I think the problem is poorly worded.

10. Jan 23, 2017

### LCKurtz

Aren't you confusing "bounded above" with "bounded"?

11. Jan 23, 2017

### Staff: Mentor

I don't think so. The definition of bounded sequence I am using is that it is a sequence that is bounded above and bounded below. That is, for some M > 0, |an| < M for all n in Z+ (or similar restriction on n).
See https://proofwiki.org/wiki/Definition:Bounded_Sequence

12. Jan 23, 2017

### fishturtle1

Ok I think I get it. So we're told 3 is an upper bound. That means that the greatest number in this sequence is less than or equal to 3.

we're also told that no number less than 3 is an upper bound.

Therefore 3 must be included in this sequence.

If we were not told that no number less than 3 is an upper bound, then our sequence could have been something like xn=-10-n, n=0 . . ∞

Am i understanding this correctly?

13. Jan 23, 2017

### LCKurtz

Then why do you say in post #9 that $a_k = 4-k,~k=1..\infty$ is bounded?

Last edited: Jan 23, 2017
14. Jan 23, 2017

### LCKurtz

Yes, almost.

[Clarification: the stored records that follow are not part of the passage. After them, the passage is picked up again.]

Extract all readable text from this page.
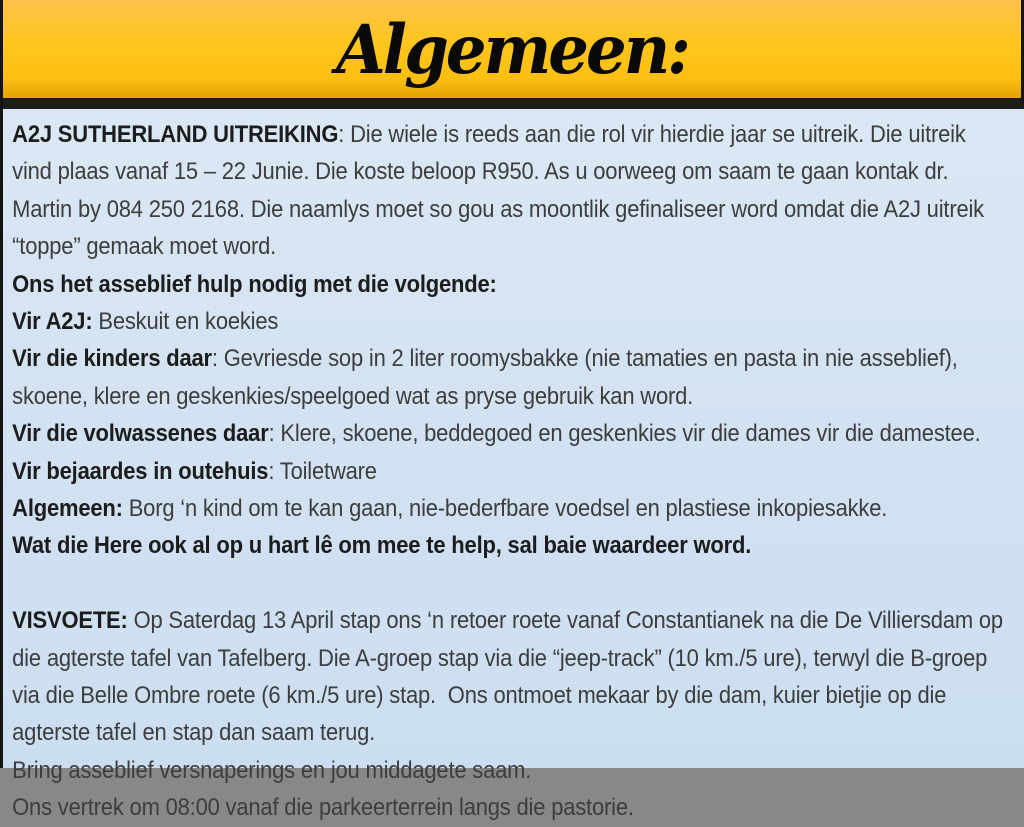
Algemeen:

A2J SUTHERLAND UITREIKING: Die wiele is reeds aan die rol vir hierdie jaar se uitreik. Die uitreik vind plaas vanaf 15 – 22 Junie. Die koste beloop R950. As u oorweeg om saam te gaan kontak dr. Martin by 084 250 2168. Die naamlys moet so gou as moontlik gefinaliseer word omdat die A2J uitreik “toppe” gemaak moet word.

Ons het asseblief hulp nodig met die volgende:

Vir A2J: Beskuit en koekies

Vir die kinders daar: Gevriesde sop in 2 liter roomysbakke (nie tamaties en pasta in nie asseblief), skoene, klere en geskenkies/speelgoed wat as pryse gebruik kan word.

Vir die volwassenes daar: Klere, skoene, beddegoed en geskenkies vir die dames vir die damestee.

Vir bejaardes in outehuis: Toiletware

Algemeen: Borg ‘n kind om te kan gaan, nie-bederfbare voedsel en plastiese inkopiesakke.

Wat die Here ook al op u hart lê om mee te help, sal baie waardeer word.

VISVOETE: Op Saterdag 13 April stap ons ‘n retoer roete vanaf Constantianek na die De Villiersdam op die agterste tafel van Tafelberg. Die A-groep stap via die “jeep-track” (10 km./5 ure), terwyl die B-groep via die Belle Ombre roete (6 km./5 ure) stap.  Ons ontmoet mekaar by die dam, kuier bietjie op die agterste tafel en stap dan saam terug.

Bring asseblief versnaperings en jou middagete saam.

Ons vertrek om 08:00 vanaf die parkeerterrein langs die pastorie.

You could have it true if the sequence just got arbitrarily close to $3$ but less than $3$.

15. Jan 23, 2017

### fishturtle1

Ok, thank you both for your help, helped me a lot on this question .

16. Jan 23, 2017

### Staff: Mentor

I should have said "bounded above."

17. Jan 23, 2017

### LCKurtz

Right. That's what I pointed out in post #10 in the first place.